Because of the COVID-19 pandemic, the retirement celebration for prep football coaching legend Ron Stolski has been rescheduled again, moving from June 13 to September 19 at Cragun’s Legacy Clubhouse in Brainerd. Instead of gifts, donations to the Ron Stolski Scholarship Fund are welcome. The fund is part of the Brainerd Public Schools Foundation. Stolski coached football in Minnesota for 58 years, including the last 45 at Brainerd.
If the Vikings play their exhibition and regular season home schedules without fans in US Bank Stadium, they might lose $7 million or more each game based on NFL estimates circulating on the Internet. The Twins and other MLB teams playing in empty stadiums could lose about $640,000 per game.
While use of the designated hitter in both the National and American Leagues is expected for sure when MLB opens up this summer, many fans would welcome experimentation with rules to increase pace of play and length of games. Ideas could include aggressive enforcement of policies to speed up time between pitches, and in extra innings the team at bat starts with a runner in scoring position.
Speculation is Gopher junior right-handed pitcher Max Meyer could be a top-10 selection in the upcoming MLB Draft.

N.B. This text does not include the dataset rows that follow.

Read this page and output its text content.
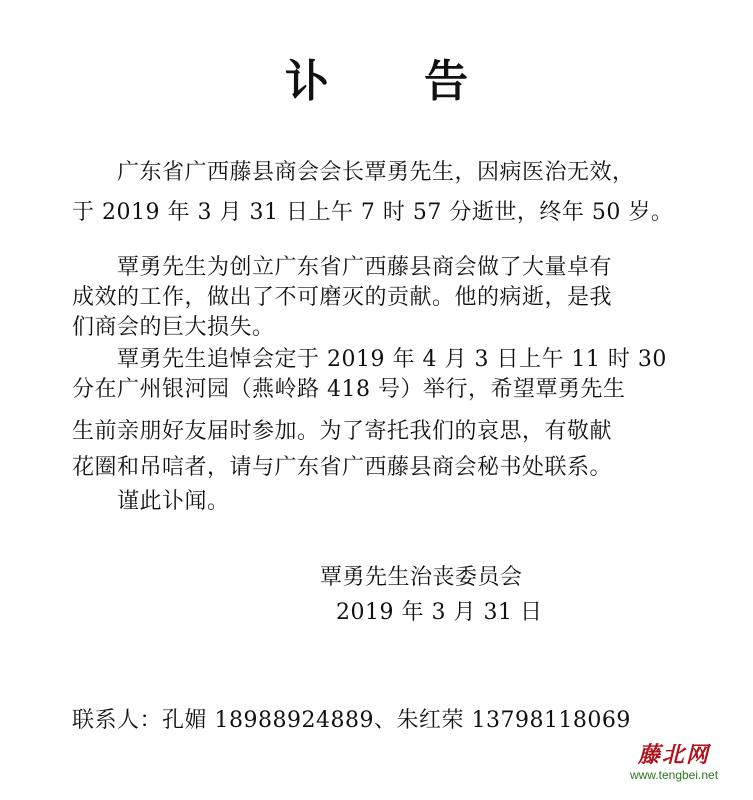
讣 告
广东省广西藤县商会会长覃勇先生，因病医治无效，
于 2019 年 3 月 31 日上午 7 时 57 分逝世，终年 50 岁。
覃勇先生为创立广东省广西藤县商会做了大量卓有
成效的工作，做出了不可磨灭的贡献。他的病逝，是我
们商会的巨大损失。
覃勇先生追悼会定于 2019 年 4 月 3 日上午 11 时 30
分在广州银河园（燕岭路 418 号）举行，希望覃勇先生
生前亲朋好友届时参加。为了寄托我们的哀思，有敬献
花圈和吊唁者，请与广东省广西藤县商会秘书处联系。
谨此讣闻。
覃勇先生治丧委员会
2019 年 3 月 31 日
联系人：孔媚 18988924889、朱红荣 13798118069
藤北网
www.tengbei.net
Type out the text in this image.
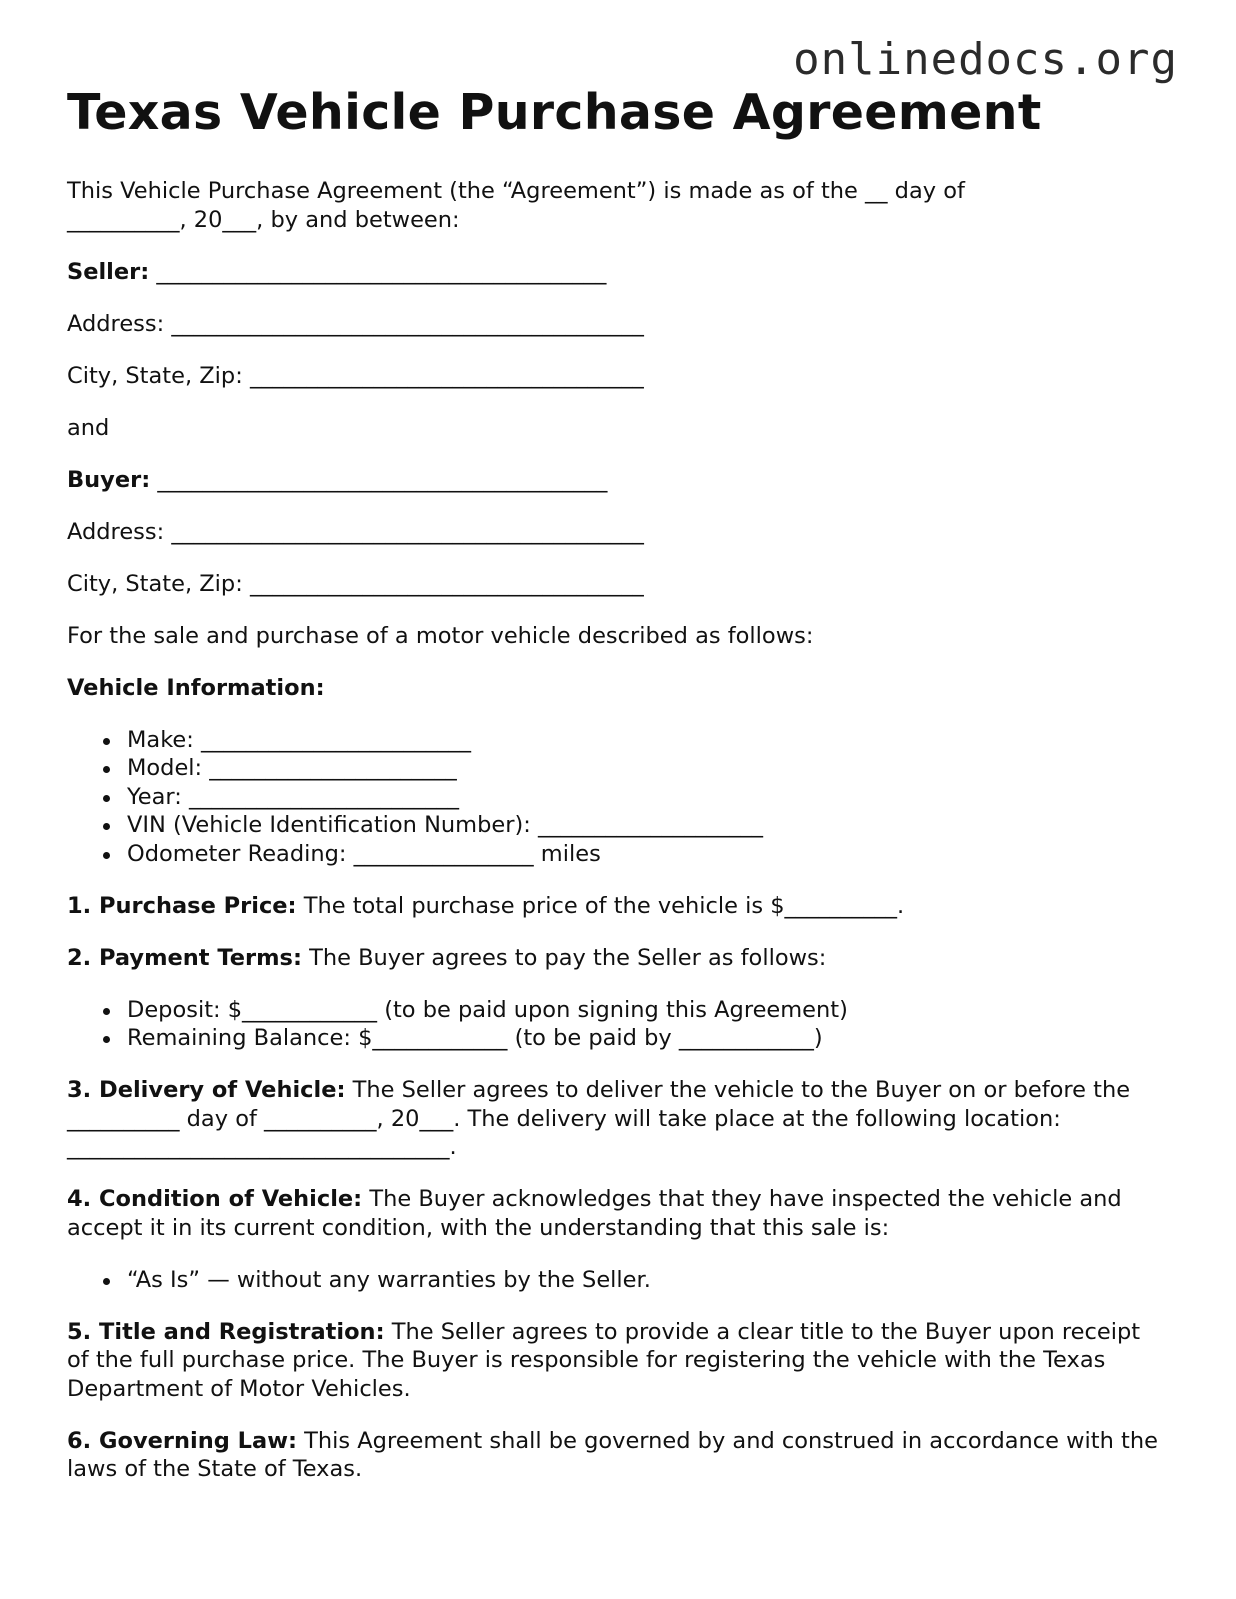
onlinedocs.org
Texas Vehicle Purchase Agreement

This Vehicle Purchase Agreement (the “Agreement”) is made as of the __ day of
__________, 20___, by and between:

Seller: ________________________________________

Address: __________________________________________

City, State, Zip: ___________________________________

and

Buyer: ________________________________________

Address: __________________________________________

City, State, Zip: ___________________________________

For the sale and purchase of a motor vehicle described as follows:

Vehicle Information:

Make: ________________________
Model: ______________________
Year: ________________________
VIN (Vehicle Identification Number): ____________________
Odometer Reading: ________________ miles

1. Purchase Price: The total purchase price of the vehicle is $__________.

2. Payment Terms: The Buyer agrees to pay the Seller as follows:

Deposit: $____________ (to be paid upon signing this Agreement)
Remaining Balance: $____________ (to be paid by ____________)

3. Delivery of Vehicle: The Seller agrees to deliver the vehicle to the Buyer on or before the __________ day of __________, 20___. The delivery will take place at the following location: __________________________________.

4. Condition of Vehicle: The Buyer acknowledges that they have inspected the vehicle and accept it in its current condition, with the understanding that this sale is:

“As Is” — without any warranties by the Seller.

5. Title and Registration: The Seller agrees to provide a clear title to the Buyer upon receipt of the full purchase price. The Buyer is responsible for registering the vehicle with the Texas Department of Motor Vehicles.

6. Governing Law: This Agreement shall be governed by and construed in accordance with the laws of the State of Texas.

Meyer, from Woodbury, was named an All-American yesterday by Collegiate Baseball Newspaper for a third consecutive year.
A consensus preseason All-American, Meyer finished his Gopher career with a lifetime 2.07 ERA (fourth best all-time in the program), with 187 strikeouts in 148 innings pitched. His 18 saves are the third-most in 132 seasons of the program’s history. Baseball is the oldest program of the 25 sports at Minnesota.
Meyer was named a second-team All-American by Collegiate Baseball Newspaper, as was teammate and second baseman Zack Raabe, a sophomore from Forest Lake. Raabe hit .463 for Minnesota this season and his 31 hits led NCAA Division I teams.
Raabe’s dad, Brian Raabe, played on Minnesota coach John Anderson’s 1988 Big Ten title team and made it to the big leagues as an infielder. “He reminds me of his dad in a lot of ways, and Zack has a chance to play professional baseball,” said Anderson who predicted the younger Raabe will be among the nation’s better college hitters next year.
The recent news Alabama Huntsville is discontinuing its hockey program gives WCHA men’s commissioner Bill Robertson even more to do regarding league membership for the 2021-2022 season. Only Alaska and Alaska Anchorage are now committed to WCHA participation for that season as most member schools are exiting next spring for a new league.
“It’s going to be the ultimate challenge,” Robertson said about the search for new WCHA members.
Robertson, whose WCHA offices are based in the Twin Cities, is in discussions with multiple schools about joining the WCHA for 2021-2022 including Arizona State, Lindenwood, Long Island and Simon Frazier (Burnaby, British Columbia).